- Government should reduce the maximum rate of interest on new home loans to 5% by subsidizing interest component of EMIs for next five years.
- Limit of Principal deduction on housing loan under Section 80C should be increased to 2.5 Lakhs.
- Interest deduction under Section 24 on housing loan for homebuyers may be increased to Rs. 10 lakhs.
- There should be no capital gains for residential properties held for a period of longer than 1 year
- To avert economic ruin due to collapse of housing market, it is imperative at this time that NHB and RBI withdraw circulars and direct resumption of subvention-based funding with only safeguards being the acceptable rating of the developers and the project.
- A scheme whereby a homebuyer would need to pay only margin money with no EMI for 24 months will address this insecurity. Hence, RBI may allow HFCs a 24 months subvention scheme to homebuyers from developers. This 24 months’ subvention be adjusted by extending the loan tenure by 24 months with subvention amount recovered in the last 2 months.
- It will serve as an inducement to buyers in the metros if the benefit of GST at the rate of 1% is extended to units costing up to Rs. 75 lakhs.

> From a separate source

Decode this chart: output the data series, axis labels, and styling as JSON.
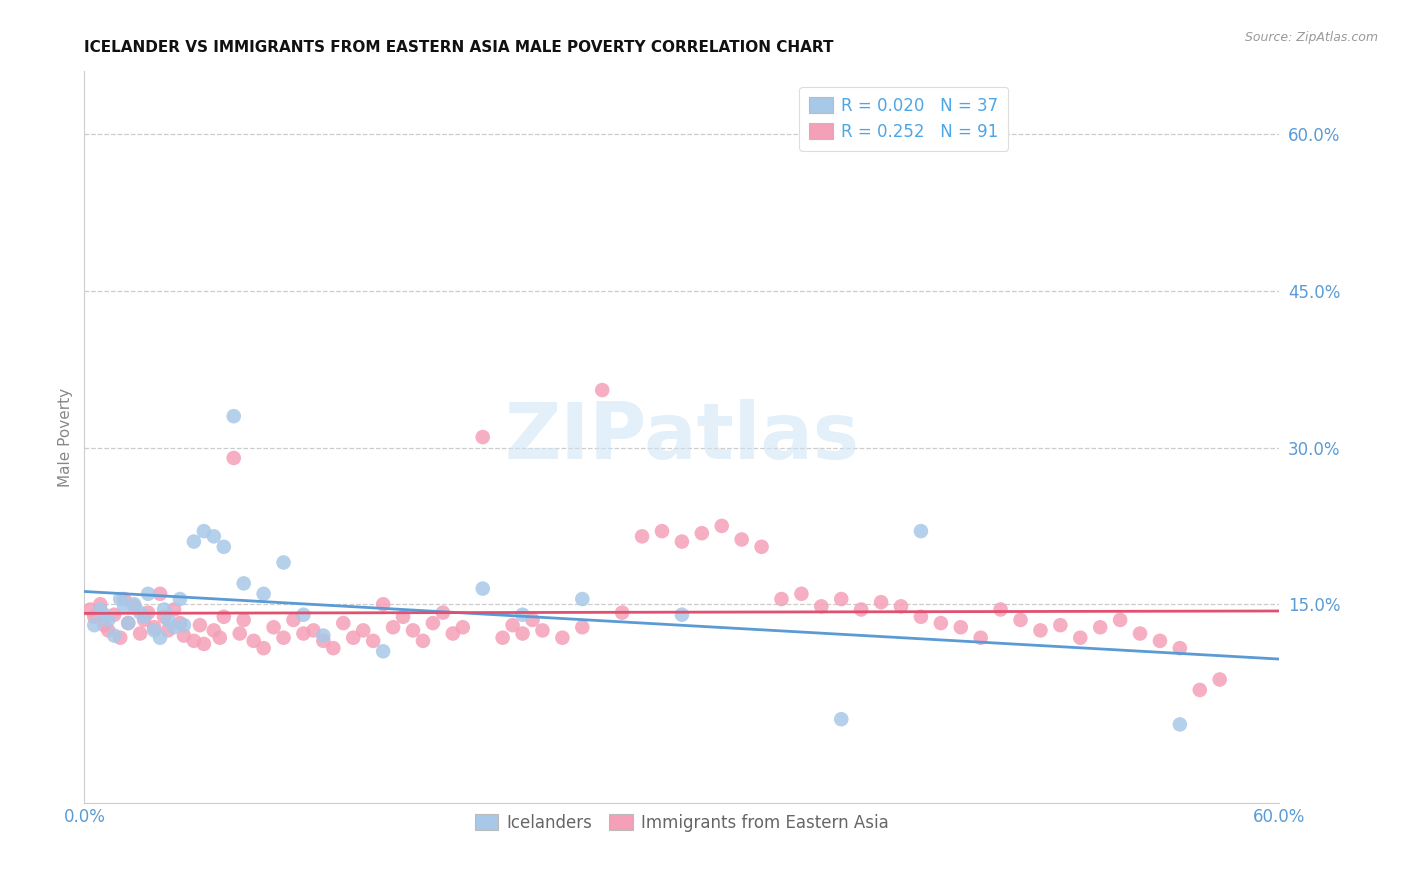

- The scheme of 5%/1% (for affordable housing) with no benefit of ITC may continue. However, an option of GST @12% for normal housing/ 8% for affordable housing (with 1/3rd deduction for land i.e. – effective GST rate of 8% for normal housing and effective GST rate of 5% for affordable housing) with ITC benefits in line with the scheme applicable for the works contracts for Government may be revived and made applicable to the Real Estate.